1. A model training method based on data benchmarking, which is characterized by comprising the following steps:

obtaining a sample to be trained;

extracting a first vector feature corresponding to the structured data of the sample to be trained by using a structured module of a data benchmarking model;

extracting a second vector feature corresponding to the text data of the sample to be trained by using the text data module of the data benchmarking model;

the feature fusion module of the data benchmarking model is utilized to fuse the first vector features and the second vector features to obtain fusion features;

inputting the fusion characteristics into a classifier of the data benchmarking model, and obtaining the prediction category of the sample to be trained;

and training the data benchmarking model based on the prediction category and the label category of the sample to be trained.

2. The method for training a model according to claim 1,

the structured data comprises the data content of the sample to be trained;

the structuring module comprises a plurality of single-mode models;

the structuring module extracts the data content to obtain the first vector feature, including:

extracting one piece of data in the data content by utilizing each single-mode model to obtain a plurality of data feature vectors;

and fusing a plurality of data feature vectors extracted by the single-mode models to obtain the first vector features.

3. The method for training a model according to claim 2, wherein,

the number of network layers and/or the parameters of the network layers are different among the single-mode models.

4. The method for training a model according to claim 2, wherein,

the number of the single-mode models is the same as the number of the data in the data content.

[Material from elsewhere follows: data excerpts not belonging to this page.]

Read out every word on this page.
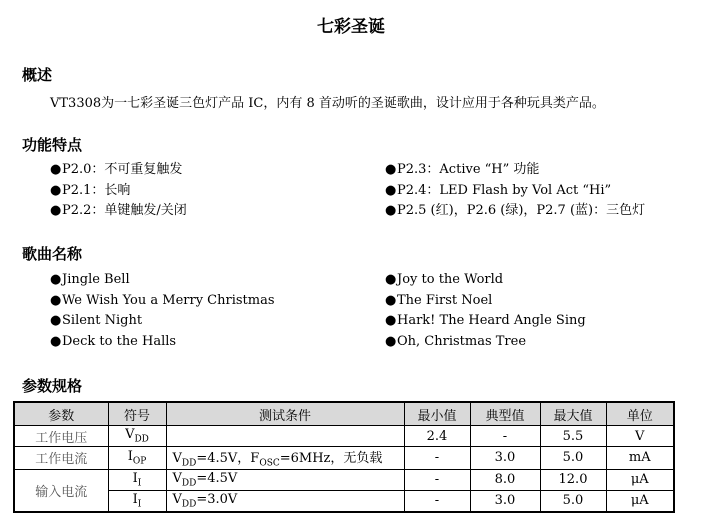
七彩圣诞
概述
VT3308为一七彩圣诞三色灯产品 IC，内有 8 首动听的圣诞歌曲，设计应用于各种玩具类产品。
功能特点
●P2.0：不可重复触发
●P2.1：长响
●P2.2：单键触发/关闭
●P2.3：Active “H” 功能
●P2.4：LED Flash by Vol Act “Hi”
●P2.5 (红)，P2.6 (绿)，P2.7 (蓝)：三色灯
歌曲名称
●Jingle Bell
●We Wish You a Merry Christmas
●Silent Night
●Deck to the Halls
●Joy to the World
●The First Noel
●Hark! The Heard Angle Sing
●Oh, Christmas Tree
参数规格
参数	符号	测试条件	最小值	典型值	最大值	单位
工作电压	$V_{DD}$		2.4	-	5.5	V
工作电流	$I_{OP}$	$V_{DD}=4.5V$，$F_{OSC}=6MHz$，无负载	-	3.0	5.0	mA
输入电流	$I_I$	$V_{DD}=4.5V$	-	8.0	12.0	μA
	$I_I$	$V_{DD}=3.0V$	-	3.0	5.0	μA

5. The method for training a model according to claim 1,

the text data comprises a field name, a field annotation and a field type of the sample to be trained;

the text data module comprises a language model;

the text data module for utilizing the data benchmarking model extracts a second vector feature corresponding to the text data of the sample to be trained, including:

respectively sending the field name, the field annotation and the field type into the language model to obtain corresponding name features, annotation features and type features;

and fusing the name feature, the annotation feature and the type feature to obtain the second vector feature.

6. The method for training a model according to claim 5,

after the field name, the field annotation and the field type are respectively sent into the language model to obtain the corresponding name feature, annotation feature and type feature, the method further comprises the steps of:

and respectively calculating the name feature, the annotation feature and the type feature by using a full connection layer to obtain corresponding category features, wherein the category features comprise matching and non-matching.

7. A method for data targeting, the method comprising:

obtaining to-be-aligned data and preprocessing the to-be-aligned data;

inputting the preprocessing result into a pre-trained data benchmarking model, wherein the data benchmarking model is trained by the model training method according to any one of claims 1 to 6;

and obtaining the prediction type output by the data benchmarking model.

8. The method of claim 7, wherein,

the pretreatment comprises the following steps: and cleaning, converting and/or translating the target data to be checked.

9. A data targeting device, wherein the data targeting device comprises a memory and a processor coupled to the memory;

wherein the memory is configured to store program data, and the processor is configured to execute the program data to implement the model training method according to any one of claims 1 to 6, and/or the data benchmarking method according to claims 7 to 8.

10. A computer storage medium for storing program data which, when executed by a computer, is adapted to carry out the model training method of any one of claims 1 to 6 and/or the data benchmarking method of claims 7 to 8.